Ostinelli A, Gelosa S, Frigerio M, Monti A F
Servizio di Fisica Sanitaria, Azienda Ospedaliera S. Anna, Como.
Radiol Med. 1998 Oct;96(4):390-3.
Shaped fields are widely used in radiotherapy to protect critical organs and to avoid unnecessary normal tissue irradiation. The most common system for photon beam shaping consists in a low melting point alloy. We studied the air bubbles which can occur during alloy cooling with both new and remelted alloys and when different cooling techniques are chosen.

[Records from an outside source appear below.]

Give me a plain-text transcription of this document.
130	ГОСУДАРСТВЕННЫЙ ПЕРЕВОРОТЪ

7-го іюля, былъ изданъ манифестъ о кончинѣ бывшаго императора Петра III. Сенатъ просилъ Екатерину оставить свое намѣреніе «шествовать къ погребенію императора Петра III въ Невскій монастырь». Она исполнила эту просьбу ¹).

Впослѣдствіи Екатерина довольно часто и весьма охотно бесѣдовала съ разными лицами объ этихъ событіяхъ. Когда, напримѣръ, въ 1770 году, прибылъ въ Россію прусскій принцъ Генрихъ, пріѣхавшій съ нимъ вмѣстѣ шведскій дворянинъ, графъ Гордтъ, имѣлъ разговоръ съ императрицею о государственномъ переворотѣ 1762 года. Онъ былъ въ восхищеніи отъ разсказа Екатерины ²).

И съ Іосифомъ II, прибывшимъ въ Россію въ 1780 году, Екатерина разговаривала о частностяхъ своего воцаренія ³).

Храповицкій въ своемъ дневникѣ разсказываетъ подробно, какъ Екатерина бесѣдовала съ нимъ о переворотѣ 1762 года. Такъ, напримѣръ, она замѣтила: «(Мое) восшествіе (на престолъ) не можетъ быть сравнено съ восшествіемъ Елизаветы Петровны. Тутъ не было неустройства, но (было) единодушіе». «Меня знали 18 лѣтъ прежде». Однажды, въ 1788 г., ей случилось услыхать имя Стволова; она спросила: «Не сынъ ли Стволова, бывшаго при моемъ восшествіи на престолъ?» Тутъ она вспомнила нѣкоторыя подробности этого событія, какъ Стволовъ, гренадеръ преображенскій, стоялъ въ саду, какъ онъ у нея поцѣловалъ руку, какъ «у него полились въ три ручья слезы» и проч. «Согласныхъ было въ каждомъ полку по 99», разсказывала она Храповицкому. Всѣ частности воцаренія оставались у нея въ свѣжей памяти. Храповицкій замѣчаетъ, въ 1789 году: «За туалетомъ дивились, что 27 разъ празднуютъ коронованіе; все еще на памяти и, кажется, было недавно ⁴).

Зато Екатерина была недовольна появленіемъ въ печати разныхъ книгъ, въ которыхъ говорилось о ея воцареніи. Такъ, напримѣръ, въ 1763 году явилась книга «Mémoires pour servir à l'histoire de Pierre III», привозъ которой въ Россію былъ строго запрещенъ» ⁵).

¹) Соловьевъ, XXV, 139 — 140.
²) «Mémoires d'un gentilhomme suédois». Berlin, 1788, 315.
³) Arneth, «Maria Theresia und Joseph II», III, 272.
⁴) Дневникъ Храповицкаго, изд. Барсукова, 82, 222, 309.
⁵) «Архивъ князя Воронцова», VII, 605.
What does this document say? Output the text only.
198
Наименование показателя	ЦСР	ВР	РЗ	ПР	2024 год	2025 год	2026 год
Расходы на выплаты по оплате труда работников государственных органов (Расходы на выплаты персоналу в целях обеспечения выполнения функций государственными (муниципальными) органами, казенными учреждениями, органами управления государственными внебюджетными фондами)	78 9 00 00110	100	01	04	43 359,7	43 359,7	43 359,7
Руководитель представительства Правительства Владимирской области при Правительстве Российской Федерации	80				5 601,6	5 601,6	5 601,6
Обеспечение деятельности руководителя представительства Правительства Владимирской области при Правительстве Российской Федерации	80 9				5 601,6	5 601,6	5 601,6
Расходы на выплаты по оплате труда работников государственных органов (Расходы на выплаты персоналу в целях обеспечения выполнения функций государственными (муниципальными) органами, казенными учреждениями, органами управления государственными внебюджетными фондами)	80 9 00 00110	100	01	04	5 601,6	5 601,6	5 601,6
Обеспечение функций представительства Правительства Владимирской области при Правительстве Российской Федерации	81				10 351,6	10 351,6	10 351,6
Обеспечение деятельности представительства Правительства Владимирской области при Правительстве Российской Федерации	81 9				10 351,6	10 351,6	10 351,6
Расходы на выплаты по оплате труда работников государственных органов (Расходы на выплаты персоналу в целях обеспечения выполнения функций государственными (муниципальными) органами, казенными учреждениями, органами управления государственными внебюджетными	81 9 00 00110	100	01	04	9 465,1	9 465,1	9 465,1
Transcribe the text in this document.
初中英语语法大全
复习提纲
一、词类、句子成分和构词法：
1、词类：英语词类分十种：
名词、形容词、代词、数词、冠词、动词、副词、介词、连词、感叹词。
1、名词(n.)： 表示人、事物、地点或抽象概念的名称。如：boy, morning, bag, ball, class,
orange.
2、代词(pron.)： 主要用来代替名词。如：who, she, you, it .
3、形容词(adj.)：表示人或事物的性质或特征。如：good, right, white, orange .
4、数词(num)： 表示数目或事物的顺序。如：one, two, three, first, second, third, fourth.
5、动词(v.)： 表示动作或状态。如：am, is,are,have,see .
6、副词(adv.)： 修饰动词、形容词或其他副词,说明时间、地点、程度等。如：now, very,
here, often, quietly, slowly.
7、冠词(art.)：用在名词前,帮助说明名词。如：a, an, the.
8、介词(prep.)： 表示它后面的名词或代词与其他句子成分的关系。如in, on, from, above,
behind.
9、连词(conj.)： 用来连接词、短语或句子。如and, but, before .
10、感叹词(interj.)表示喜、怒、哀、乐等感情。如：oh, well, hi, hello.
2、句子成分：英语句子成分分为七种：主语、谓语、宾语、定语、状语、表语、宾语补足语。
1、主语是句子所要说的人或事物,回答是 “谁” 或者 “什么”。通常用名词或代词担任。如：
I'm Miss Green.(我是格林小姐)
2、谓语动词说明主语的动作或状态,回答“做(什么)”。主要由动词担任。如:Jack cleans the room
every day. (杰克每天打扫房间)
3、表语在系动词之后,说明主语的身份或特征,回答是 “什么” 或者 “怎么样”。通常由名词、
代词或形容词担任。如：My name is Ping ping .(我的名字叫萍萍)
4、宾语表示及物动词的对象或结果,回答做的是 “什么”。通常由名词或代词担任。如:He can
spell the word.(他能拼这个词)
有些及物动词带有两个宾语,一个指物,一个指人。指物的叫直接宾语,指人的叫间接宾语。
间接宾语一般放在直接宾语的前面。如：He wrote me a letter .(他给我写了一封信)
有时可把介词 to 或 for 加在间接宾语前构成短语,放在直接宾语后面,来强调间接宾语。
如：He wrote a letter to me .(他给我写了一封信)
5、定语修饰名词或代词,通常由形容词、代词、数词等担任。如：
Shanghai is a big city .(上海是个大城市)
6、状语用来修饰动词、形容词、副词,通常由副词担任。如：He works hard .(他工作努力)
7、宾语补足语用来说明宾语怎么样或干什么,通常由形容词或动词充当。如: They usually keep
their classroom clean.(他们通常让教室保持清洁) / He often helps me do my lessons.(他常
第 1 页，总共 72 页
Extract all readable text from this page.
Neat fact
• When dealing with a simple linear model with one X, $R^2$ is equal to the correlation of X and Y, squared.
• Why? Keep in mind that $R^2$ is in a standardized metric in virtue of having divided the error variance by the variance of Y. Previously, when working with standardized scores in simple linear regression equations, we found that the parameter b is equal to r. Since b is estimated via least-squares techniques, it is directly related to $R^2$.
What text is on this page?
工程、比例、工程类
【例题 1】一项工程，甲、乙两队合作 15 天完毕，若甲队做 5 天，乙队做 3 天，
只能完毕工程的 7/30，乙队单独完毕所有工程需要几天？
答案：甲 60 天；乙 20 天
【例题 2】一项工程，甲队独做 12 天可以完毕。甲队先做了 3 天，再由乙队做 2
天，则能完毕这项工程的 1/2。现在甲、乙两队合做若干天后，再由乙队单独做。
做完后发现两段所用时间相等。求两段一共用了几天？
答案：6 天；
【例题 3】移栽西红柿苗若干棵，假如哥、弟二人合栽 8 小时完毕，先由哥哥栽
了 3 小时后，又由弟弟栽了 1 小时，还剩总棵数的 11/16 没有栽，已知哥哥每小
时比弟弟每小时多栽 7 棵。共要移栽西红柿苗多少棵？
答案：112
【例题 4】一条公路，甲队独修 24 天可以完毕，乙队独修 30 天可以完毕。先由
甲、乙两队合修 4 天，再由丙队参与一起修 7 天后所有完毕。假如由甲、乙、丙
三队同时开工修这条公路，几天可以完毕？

Forty cone samples (18 of remelted alloy and 22 of new alloy) were prepared to evaluate the frequence of air bubble recurrence, with reproducible geometric sizes (height = 70 mm, major base surface diameter = 60 mm, minor base surface diameter = 40 mm). Air bubble sizes and dose inhomogeneity were evaluated by reproducing 60Co radiograph of each sample (two orthogonal projections: 6 x 7 cm). The samples were cooled at a constant temperature, following three different modalities: high (25 degrees C), medium (5 degrees C), low (-20 degrees C) temperature. Owing to the small geometrical magnification, air bubble sizes were determined by measuring their surface on samples lateral projections, taking into account the sight detectable bubble edges.
Up to 300 mm2 lateral surface bubbles are always present in all castings. Casting inhomogeneities can produce a film-density inhomogeneity ranging from 9% to 40%. The spatial distribution of bubbles seems to be random.
Bubble recurrence is independent of both the metal alloy (repeatedly used castings) and the different block cooling modalities. The effect of air bubbles on the shielded areas dose inhomogeneity is generally of no relevant importance. However, these inhomogeneities can produce hot spots which must be taken into accurate consideration only in the particular treatments where critical small size organ dose sparing represents a basic issue (i.e. the shielding of eye lens).
成形射野在放射治疗中被广泛用于保护关键器官并避免不必要的正常组织照射。光子束成形最常用的系统由低熔点合金组成。我们研究了在合金冷却过程中,使用新合金和重熔合金以及选择不同冷却技术时可能出现的气泡。
制备了40个锥形样品(18个重熔合金样品和22个新合金样品),以评估气泡重现的频率,其几何尺寸可重现(高度 = 70毫米,大底面直径 = 60毫米,小底面直径 = 40毫米)。通过再现每个样品的60Co射线照片(两个正交投影:6×7厘米)来评估气泡大小和剂量不均匀性。样品按照三种不同方式在恒定温度下冷却:高温(25摄氏度)、中温(5摄氏度)、低温(-20摄氏度)。由于几何放大倍数较小,通过测量样品侧面投影上气泡的表面来确定气泡大小,同时考虑可见的可检测气泡边缘。
在所有铸件中,始终存在面积达300平方毫米的侧面气泡。铸件不均匀性可产生9%至40%的胶片密度不均匀性。气泡的空间分布似乎是随机的。
气泡重现与金属合金(重复使用的铸件)和不同的模块冷却方式均无关。气泡对屏蔽区域剂量不均匀性的影响通常无关紧要。然而,这些不均匀性可产生热点,仅在关键小尺寸器官剂量 sparing 是基本问题的特定治疗中(即晶状体的屏蔽)才必须予以精确考虑。